Jacques and Simone went to the station together. Jacques’ train was scheduled to leave before hers. On the platform, his stern masculine index finger chucked her under the chin, “Come now, come now, it’s not so bad as all that, we’ll see each other again.”

“When?” She regretted the word before it was out of her mouth, but it had issued forth from her body like a rude, unstoppable noise.

“Ah, Simone!” Jacques said, making a quarter turn away from her. She had no doubt that he said, “Ah, Sala!” in just this same tone of voice. I’m like Odette, she thought, with her arms stretched out, her plaintive “Mama, Mama.” Nonetheless, tears spilled out of her eyes and down her cheeks. She bent her head down, wiping her face with four flat fingers.

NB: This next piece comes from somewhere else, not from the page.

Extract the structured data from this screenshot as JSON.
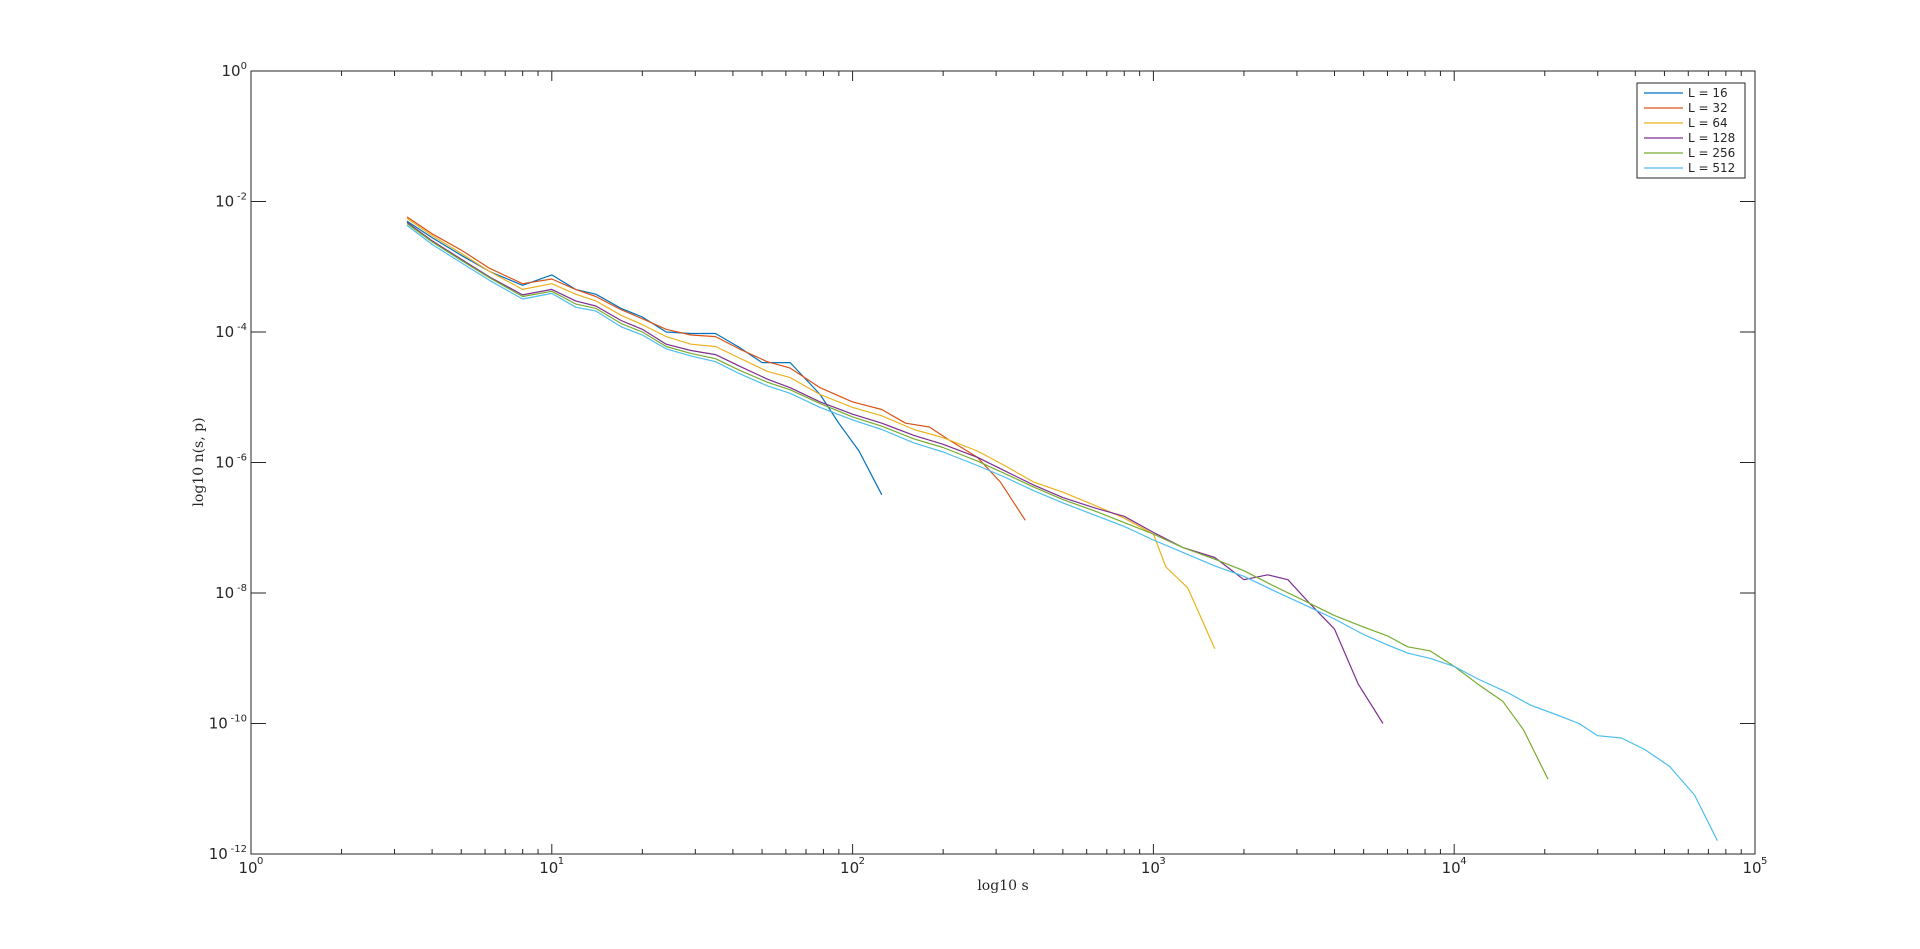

“Wait a minute.” He walked away, peering at the fine print of the schedule hung on the wall. He laid a hand on her shoulder, “Let me see if I can change my ticket. There’s another train, in an hour.” He spoke with the station agent, passed some extra francs through the opening at the bottom of the grille—she knew how carefully he shepherded every sou—sent a telegram, no doubt to Sala, and took her arm, propelling her to a café. “This way, you will leave before me, and it’s always easier to be the one who leaves than the one who gets left behind.”

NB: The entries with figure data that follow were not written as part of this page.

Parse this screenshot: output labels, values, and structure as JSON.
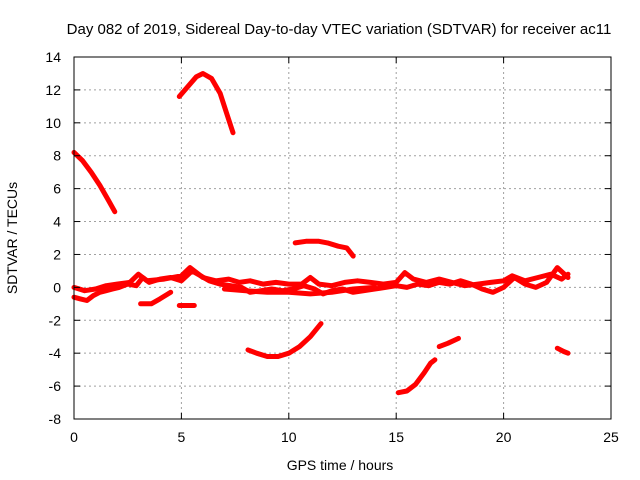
{
  "chart_data": {
    "type": "line",
    "title": "Day 082 of 2019, Sidereal Day-to-day VTEC variation (SDTVAR) for receiver ac11",
    "xlabel": "GPS time / hours",
    "ylabel": "SDTVAR / TECUs",
    "xlim": [
      0,
      25
    ],
    "ylim": [
      -8,
      14
    ],
    "xticks": [
      0,
      5,
      10,
      15,
      20,
      25
    ],
    "yticks": [
      -8,
      -6,
      -4,
      -2,
      0,
      2,
      4,
      6,
      8,
      10,
      12,
      14
    ],
    "grid": true,
    "color": "#ff0000",
    "series": [
      {
        "name": "seg-1",
        "points": [
          [
            0,
            8.2
          ],
          [
            0.4,
            7.7
          ],
          [
            0.8,
            7.0
          ],
          [
            1.2,
            6.2
          ],
          [
            1.6,
            5.3
          ],
          [
            1.9,
            4.6
          ]
        ]
      },
      {
        "name": "seg-2",
        "points": [
          [
            4.9,
            11.6
          ],
          [
            5.3,
            12.2
          ],
          [
            5.7,
            12.8
          ],
          [
            6.0,
            13.0
          ],
          [
            6.4,
            12.7
          ],
          [
            6.8,
            11.8
          ],
          [
            7.1,
            10.6
          ],
          [
            7.4,
            9.4
          ]
        ]
      },
      {
        "name": "seg-3",
        "points": [
          [
            10.3,
            2.7
          ],
          [
            10.8,
            2.8
          ],
          [
            11.4,
            2.8
          ],
          [
            11.8,
            2.7
          ],
          [
            12.3,
            2.5
          ],
          [
            12.7,
            2.4
          ],
          [
            13.0,
            1.9
          ]
        ]
      },
      {
        "name": "seg-4",
        "points": [
          [
            8.1,
            -3.8
          ],
          [
            8.5,
            -4.0
          ],
          [
            9.0,
            -4.2
          ],
          [
            9.5,
            -4.2
          ],
          [
            10.0,
            -4.0
          ],
          [
            10.5,
            -3.6
          ],
          [
            11.0,
            -3.0
          ],
          [
            11.5,
            -2.2
          ]
        ]
      },
      {
        "name": "seg-5",
        "points": [
          [
            15.1,
            -6.4
          ],
          [
            15.5,
            -6.3
          ],
          [
            15.9,
            -5.9
          ],
          [
            16.3,
            -5.2
          ],
          [
            16.6,
            -4.6
          ],
          [
            16.8,
            -4.4
          ]
        ]
      },
      {
        "name": "seg-6",
        "points": [
          [
            17.0,
            -3.6
          ],
          [
            17.4,
            -3.4
          ],
          [
            17.9,
            -3.1
          ]
        ]
      },
      {
        "name": "seg-7",
        "points": [
          [
            22.5,
            -3.7
          ],
          [
            22.8,
            -3.9
          ],
          [
            23.0,
            -4.0
          ]
        ]
      },
      {
        "name": "seg-8",
        "points": [
          [
            3.1,
            -1.0
          ],
          [
            3.6,
            -1.0
          ],
          [
            4.0,
            -0.7
          ],
          [
            4.5,
            -0.3
          ]
        ]
      },
      {
        "name": "seg-9",
        "points": [
          [
            4.9,
            -1.1
          ],
          [
            5.6,
            -1.1
          ]
        ]
      },
      {
        "name": "seg-10",
        "points": [
          [
            0,
            -0.6
          ],
          [
            0.3,
            -0.7
          ],
          [
            0.6,
            -0.8
          ],
          [
            0.9,
            -0.5
          ],
          [
            1.2,
            -0.3
          ],
          [
            1.5,
            -0.2
          ],
          [
            1.8,
            -0.1
          ],
          [
            2.1,
            0.0
          ],
          [
            2.5,
            0.2
          ],
          [
            2.9,
            0.1
          ],
          [
            3.2,
            0.6
          ],
          [
            3.5,
            0.3
          ],
          [
            4.0,
            0.5
          ],
          [
            4.5,
            0.6
          ],
          [
            5.0,
            0.4
          ],
          [
            5.5,
            1.0
          ],
          [
            5.9,
            0.7
          ],
          [
            6.3,
            0.4
          ],
          [
            6.8,
            0.2
          ],
          [
            7.3,
            0.1
          ],
          [
            7.8,
            0.0
          ],
          [
            8.2,
            -0.3
          ],
          [
            8.7,
            -0.2
          ],
          [
            9.2,
            -0.1
          ],
          [
            9.7,
            -0.2
          ],
          [
            10.2,
            -0.1
          ],
          [
            10.7,
            0.1
          ],
          [
            11.2,
            -0.1
          ],
          [
            11.6,
            -0.4
          ],
          [
            12.0,
            -0.2
          ],
          [
            12.5,
            -0.1
          ],
          [
            13.0,
            -0.3
          ],
          [
            13.5,
            -0.2
          ],
          [
            14.0,
            -0.1
          ],
          [
            14.5,
            0.0
          ],
          [
            15.0,
            0.1
          ],
          [
            15.5,
            0.0
          ],
          [
            16.0,
            0.2
          ],
          [
            16.5,
            0.1
          ],
          [
            17.0,
            0.3
          ],
          [
            17.5,
            0.2
          ],
          [
            18.0,
            0.4
          ],
          [
            18.5,
            0.2
          ],
          [
            19.0,
            -0.1
          ],
          [
            19.5,
            -0.3
          ],
          [
            20.0,
            0.0
          ],
          [
            20.5,
            0.6
          ],
          [
            21.0,
            0.2
          ],
          [
            21.5,
            0.0
          ],
          [
            22.0,
            0.3
          ],
          [
            22.5,
            1.2
          ],
          [
            23.0,
            0.6
          ]
        ]
      },
      {
        "name": "seg-11",
        "points": [
          [
            0,
            0.0
          ],
          [
            0.5,
            -0.2
          ],
          [
            1.0,
            -0.1
          ],
          [
            1.5,
            0.1
          ],
          [
            2.0,
            0.2
          ],
          [
            2.6,
            0.3
          ],
          [
            3.0,
            0.8
          ],
          [
            3.4,
            0.4
          ],
          [
            4.2,
            0.5
          ],
          [
            5.0,
            0.7
          ],
          [
            5.4,
            1.2
          ],
          [
            6.0,
            0.6
          ],
          [
            6.6,
            0.4
          ],
          [
            7.2,
            0.5
          ],
          [
            7.7,
            0.3
          ],
          [
            8.2,
            0.4
          ],
          [
            8.8,
            0.2
          ],
          [
            9.4,
            0.3
          ],
          [
            10.0,
            0.2
          ],
          [
            10.6,
            0.2
          ],
          [
            11.0,
            0.6
          ],
          [
            11.4,
            0.2
          ],
          [
            12.0,
            0.1
          ],
          [
            12.6,
            0.3
          ],
          [
            13.2,
            0.4
          ],
          [
            13.8,
            0.3
          ],
          [
            14.4,
            0.2
          ],
          [
            15.0,
            0.3
          ],
          [
            15.4,
            0.9
          ],
          [
            15.8,
            0.5
          ],
          [
            16.4,
            0.3
          ],
          [
            17.0,
            0.5
          ],
          [
            17.6,
            0.3
          ],
          [
            18.2,
            0.1
          ],
          [
            18.8,
            0.2
          ],
          [
            19.4,
            0.3
          ],
          [
            20.0,
            0.4
          ],
          [
            20.4,
            0.7
          ],
          [
            21.0,
            0.4
          ],
          [
            21.6,
            0.6
          ],
          [
            22.2,
            0.8
          ],
          [
            22.7,
            0.5
          ],
          [
            23.0,
            0.8
          ]
        ]
      },
      {
        "name": "seg-12",
        "points": [
          [
            7.0,
            -0.1
          ],
          [
            8.0,
            -0.2
          ],
          [
            9.0,
            -0.3
          ],
          [
            10.0,
            -0.3
          ],
          [
            11.0,
            -0.4
          ],
          [
            12.0,
            -0.3
          ],
          [
            13.0,
            -0.1
          ],
          [
            14.0,
            0.0
          ]
        ]
      }
    ]
  }
}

He was a trifle put out: he had planned on working on the manuscript in his valise during his hours on the train. (She rubbed lard into her hair before plaiting it. Her name was Bomfomtabellilaba, her name was Lalao, her name was Marie, her name was Anisoa…When I arrived at school I realized I should have given myself more than a perfunctory wash: her smell of pig-fat still clung to me.) Of course, he would still have the same number of hours on the train, but by ten in the evening his powers were spent. (In his thirties, he already had the unshakable patterns of a man well into middle-age: I must have black coffee first thing in the morning. I cannot do any real work—work that engages my intellect, that is—unless I have had a solid seven hours of sleep. Aubergines make my liver too heavy, I never eat them. After ten in the evening, I’m good for nothing but idle conversation, detective novels, or sex.)

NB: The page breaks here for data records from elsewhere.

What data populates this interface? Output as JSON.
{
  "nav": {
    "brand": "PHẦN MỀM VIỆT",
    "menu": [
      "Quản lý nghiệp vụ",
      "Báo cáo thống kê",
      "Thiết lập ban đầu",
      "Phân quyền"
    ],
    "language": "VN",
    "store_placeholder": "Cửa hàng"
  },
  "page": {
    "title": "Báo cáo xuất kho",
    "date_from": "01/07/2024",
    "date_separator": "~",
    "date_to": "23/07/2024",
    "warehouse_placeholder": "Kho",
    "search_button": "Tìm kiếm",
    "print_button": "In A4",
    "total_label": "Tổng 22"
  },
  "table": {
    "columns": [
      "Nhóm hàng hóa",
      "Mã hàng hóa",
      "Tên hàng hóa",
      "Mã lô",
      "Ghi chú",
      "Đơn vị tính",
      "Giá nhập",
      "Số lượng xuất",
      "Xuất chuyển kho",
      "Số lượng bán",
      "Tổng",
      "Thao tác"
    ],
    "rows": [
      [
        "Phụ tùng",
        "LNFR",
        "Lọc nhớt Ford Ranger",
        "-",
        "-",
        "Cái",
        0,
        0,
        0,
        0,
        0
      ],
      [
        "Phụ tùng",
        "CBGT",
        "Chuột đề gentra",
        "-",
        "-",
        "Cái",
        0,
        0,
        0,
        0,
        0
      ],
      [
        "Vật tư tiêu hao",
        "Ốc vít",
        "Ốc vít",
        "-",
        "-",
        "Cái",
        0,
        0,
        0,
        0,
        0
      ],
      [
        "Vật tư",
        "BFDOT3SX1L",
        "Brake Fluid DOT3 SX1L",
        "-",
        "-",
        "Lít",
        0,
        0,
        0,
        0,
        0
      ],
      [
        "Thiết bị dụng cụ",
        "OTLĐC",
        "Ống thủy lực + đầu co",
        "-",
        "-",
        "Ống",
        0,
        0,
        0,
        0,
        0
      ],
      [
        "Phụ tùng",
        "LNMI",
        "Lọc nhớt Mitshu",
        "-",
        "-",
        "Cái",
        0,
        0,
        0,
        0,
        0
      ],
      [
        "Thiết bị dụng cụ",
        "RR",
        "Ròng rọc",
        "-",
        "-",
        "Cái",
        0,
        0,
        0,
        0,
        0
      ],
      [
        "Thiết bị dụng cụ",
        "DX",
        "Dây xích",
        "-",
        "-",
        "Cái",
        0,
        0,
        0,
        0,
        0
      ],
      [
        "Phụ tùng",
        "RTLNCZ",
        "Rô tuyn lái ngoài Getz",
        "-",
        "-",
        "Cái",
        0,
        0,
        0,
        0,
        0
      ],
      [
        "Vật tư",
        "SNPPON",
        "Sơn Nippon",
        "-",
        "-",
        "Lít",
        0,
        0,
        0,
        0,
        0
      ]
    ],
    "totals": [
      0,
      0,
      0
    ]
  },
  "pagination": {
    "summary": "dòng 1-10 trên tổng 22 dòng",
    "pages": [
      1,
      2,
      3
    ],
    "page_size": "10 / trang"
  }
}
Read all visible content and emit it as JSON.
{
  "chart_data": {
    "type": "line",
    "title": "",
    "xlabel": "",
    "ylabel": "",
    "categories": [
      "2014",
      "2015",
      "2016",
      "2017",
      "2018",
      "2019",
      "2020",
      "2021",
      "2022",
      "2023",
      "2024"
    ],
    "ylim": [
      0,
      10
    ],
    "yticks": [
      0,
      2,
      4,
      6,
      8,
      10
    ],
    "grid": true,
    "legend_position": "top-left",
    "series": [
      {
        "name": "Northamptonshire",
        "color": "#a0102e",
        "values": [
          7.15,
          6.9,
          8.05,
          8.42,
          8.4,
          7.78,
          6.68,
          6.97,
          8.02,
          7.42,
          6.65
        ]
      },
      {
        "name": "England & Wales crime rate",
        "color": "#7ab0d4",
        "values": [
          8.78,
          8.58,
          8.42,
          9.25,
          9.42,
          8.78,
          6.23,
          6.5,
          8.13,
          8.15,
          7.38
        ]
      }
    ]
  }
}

Jacques had yet to publish his first book—the war, the excursion to Madagascar, the malarial lethargy with which he had returned home, the trials of his marriage to Sala had all served to thwart his literary output. Since he was no longer a young man, he could no longer produce a young man’s text, no rough diamond with brilliance despite its flaws. (His book, which situated itself on the frontier between several genres—it was a memoir, a traveler’s diary, a grammar of the Malagasy language, an anthropological exploration of the poetic jousts which the Madagascar natives practiced, a philosophical critique of the notion of originality—would be published some two years hence to respectful but hardly glowing reviews.) There would also be the necessity of lying to Sala—his telegram had said, “Unavoidably delayed. Back this evening.” In all likelihood there would be a scene, accusations, denials. Nonetheless, he had been moved enough by the girl’s plight that he had undertaken this action.